13 de dezembro de 2008

O BOM SELVAGEM E O ROUBO DO DUPLIMÓVEL

            Este escriba acaba de ser vítima de uma contradição do capitalismo. O sistema que produz carros é o mesmo que produz também ladrões de carros. A tese e a antítese dessa dialética insana entrecruzaram-se numa síntese perversa de resultado negativo, que foi a subtração do duplimóvel: o carro que serviu bravamente de viatura oficial da Fraternidade por ocasião das três vezes em que os membros do Conselho arquitetaram um dupliencontro em São Paulo.

            Dentre os pertences pessoais subtraídos junto com o veículo constava uma pasta de fichário preta na qual havia, entre outras coisas, anotações ainda não digitadas, fragmentos e embriões de futuros artigos, manuscritos ainda a ser desenvolvidos. Rascunhos, esboços, parágrafos avulsos, indicações, observações, frases, tiradas, sínteses, sinopses, lapsos, intuições, vivências; perderam-se todos, provavelmente para sempre. Não chega a ser um tesouro; ninguém ficará rico (com certeza, não materialmente) se encontrar a pasta preta boiando no rio Tamanduateí ou apodrecendo num terreno baldio qualquer da Zona Leste; mas com certeza fará imensa falta. Sem os manuscritos, provavelmente muitos fios de raciocínio jamais poderão ser retomados e muitos artigos jamais poderão ser escritos.

A um escriba, que lhe roubem um automóvel, chega a ser indiferente (uma vez que tal espécie de bem material se encontra protegido por seguros, conforme a praxe do mercado de bens de consumo duráveis aos quais precariamente se tem acesso), mesmo se tratando de um duplimóvel; mas que lhe roubem os papiros é inadmissível! Porca miséria! Na falta de tais papiros, resta ao escriba oferecer aos leitores este lamento em forma de reflexão.

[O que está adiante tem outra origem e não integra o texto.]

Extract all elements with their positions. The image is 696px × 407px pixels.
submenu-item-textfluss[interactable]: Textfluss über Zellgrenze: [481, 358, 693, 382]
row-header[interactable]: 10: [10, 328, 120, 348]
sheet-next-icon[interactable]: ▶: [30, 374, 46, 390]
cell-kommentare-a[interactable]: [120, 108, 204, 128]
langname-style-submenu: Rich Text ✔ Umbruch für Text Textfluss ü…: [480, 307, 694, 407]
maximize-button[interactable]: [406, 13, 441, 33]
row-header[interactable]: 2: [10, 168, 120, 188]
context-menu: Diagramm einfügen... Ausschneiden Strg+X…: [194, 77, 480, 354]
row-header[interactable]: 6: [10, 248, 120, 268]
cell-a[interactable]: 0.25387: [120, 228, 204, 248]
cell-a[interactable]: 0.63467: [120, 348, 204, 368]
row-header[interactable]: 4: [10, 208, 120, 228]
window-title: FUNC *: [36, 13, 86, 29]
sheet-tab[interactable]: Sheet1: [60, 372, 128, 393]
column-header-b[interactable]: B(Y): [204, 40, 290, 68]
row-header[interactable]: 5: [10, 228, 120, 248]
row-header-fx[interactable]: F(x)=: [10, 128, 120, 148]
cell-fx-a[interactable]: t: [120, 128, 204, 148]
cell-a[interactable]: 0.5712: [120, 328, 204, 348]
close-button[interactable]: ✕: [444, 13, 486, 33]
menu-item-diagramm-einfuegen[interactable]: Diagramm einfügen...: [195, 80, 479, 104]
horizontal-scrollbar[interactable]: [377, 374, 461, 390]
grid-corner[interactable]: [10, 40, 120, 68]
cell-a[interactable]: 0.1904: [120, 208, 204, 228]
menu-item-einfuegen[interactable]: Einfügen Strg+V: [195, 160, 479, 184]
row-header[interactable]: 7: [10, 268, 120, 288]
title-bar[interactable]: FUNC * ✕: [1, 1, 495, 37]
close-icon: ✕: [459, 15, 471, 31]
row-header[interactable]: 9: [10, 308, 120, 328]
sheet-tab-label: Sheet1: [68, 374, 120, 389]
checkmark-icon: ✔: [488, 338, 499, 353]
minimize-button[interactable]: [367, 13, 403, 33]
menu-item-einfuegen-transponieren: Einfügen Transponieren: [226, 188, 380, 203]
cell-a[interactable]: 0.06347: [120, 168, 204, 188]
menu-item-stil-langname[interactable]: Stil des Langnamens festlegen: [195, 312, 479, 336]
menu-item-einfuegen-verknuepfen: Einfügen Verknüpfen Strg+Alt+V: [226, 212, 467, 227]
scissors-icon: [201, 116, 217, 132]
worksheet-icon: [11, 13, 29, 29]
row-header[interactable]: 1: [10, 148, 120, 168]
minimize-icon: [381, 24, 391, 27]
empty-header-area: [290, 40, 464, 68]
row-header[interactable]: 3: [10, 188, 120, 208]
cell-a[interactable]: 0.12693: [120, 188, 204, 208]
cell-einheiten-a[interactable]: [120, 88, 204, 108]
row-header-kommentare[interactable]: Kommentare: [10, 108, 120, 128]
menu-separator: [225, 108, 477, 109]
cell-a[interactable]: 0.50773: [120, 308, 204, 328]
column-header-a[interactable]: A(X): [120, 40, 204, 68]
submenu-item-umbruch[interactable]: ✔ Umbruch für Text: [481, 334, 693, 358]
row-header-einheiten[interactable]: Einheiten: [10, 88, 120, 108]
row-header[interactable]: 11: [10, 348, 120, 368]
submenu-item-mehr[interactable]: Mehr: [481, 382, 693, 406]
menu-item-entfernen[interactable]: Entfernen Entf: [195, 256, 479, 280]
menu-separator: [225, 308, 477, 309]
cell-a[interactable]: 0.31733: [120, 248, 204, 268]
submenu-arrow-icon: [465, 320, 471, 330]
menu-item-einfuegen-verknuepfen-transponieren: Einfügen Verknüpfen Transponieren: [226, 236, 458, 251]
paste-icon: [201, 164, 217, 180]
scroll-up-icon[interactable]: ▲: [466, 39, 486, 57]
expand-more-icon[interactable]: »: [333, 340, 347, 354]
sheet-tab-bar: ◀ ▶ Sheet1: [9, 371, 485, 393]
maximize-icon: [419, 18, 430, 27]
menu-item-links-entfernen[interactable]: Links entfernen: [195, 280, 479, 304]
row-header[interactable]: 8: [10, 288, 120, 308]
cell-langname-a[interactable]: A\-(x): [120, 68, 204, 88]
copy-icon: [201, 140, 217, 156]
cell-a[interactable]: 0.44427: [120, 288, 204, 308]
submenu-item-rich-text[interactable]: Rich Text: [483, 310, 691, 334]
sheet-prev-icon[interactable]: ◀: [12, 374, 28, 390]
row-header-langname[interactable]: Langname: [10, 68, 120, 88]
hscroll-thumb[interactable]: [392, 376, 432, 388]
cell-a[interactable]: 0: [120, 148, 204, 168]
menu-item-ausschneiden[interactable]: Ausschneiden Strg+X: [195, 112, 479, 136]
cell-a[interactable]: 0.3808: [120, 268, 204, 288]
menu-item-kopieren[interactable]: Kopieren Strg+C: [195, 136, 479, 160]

            Passemos pois aos fatos. O Boletim de Ocorrência policial, na sua linguagem peculiar, registra o seguinte: “Compareceu a vítima acima qualificada informando que transitava pelo local dos fatos, às cerca de 23:45 desta data, voltando de Santo André, quando, ao diminuir a velocidade do veículo para cruzar a ponte que separa este município de São Paulo, saltaram em sua frente dois indivíduos armados que o obrigaram a parar e roubaram seu veículo e os objetos adiante descritos”.

Rememorando “os fatos”, o acontecimento foi um tanto mais complexo. Diante da abordagem dos “dois indivíduos armados”, algumas alternativas se apresentaram.

            1. As armas são verdadeiras.

            2. As armas não são verdadeiras.

            Considerando a alternativa 2, este escriba poderia:

            3. Acelerar o carro e passar por cima dos assaltantes.

            Isso significaria:

4. Mutilar ou talvez matar uma pessoa por causa de um bem material.

Ou então:

5. Auto-defesa justificada diante de uma ameaça.

            Considerando porém a alternativa 1, os criminosos com certeza iriam atirar, de onde se segue:

            6. Os assaltantes poderiam não ter pontaria ou não ter sorte e a vítima escapar.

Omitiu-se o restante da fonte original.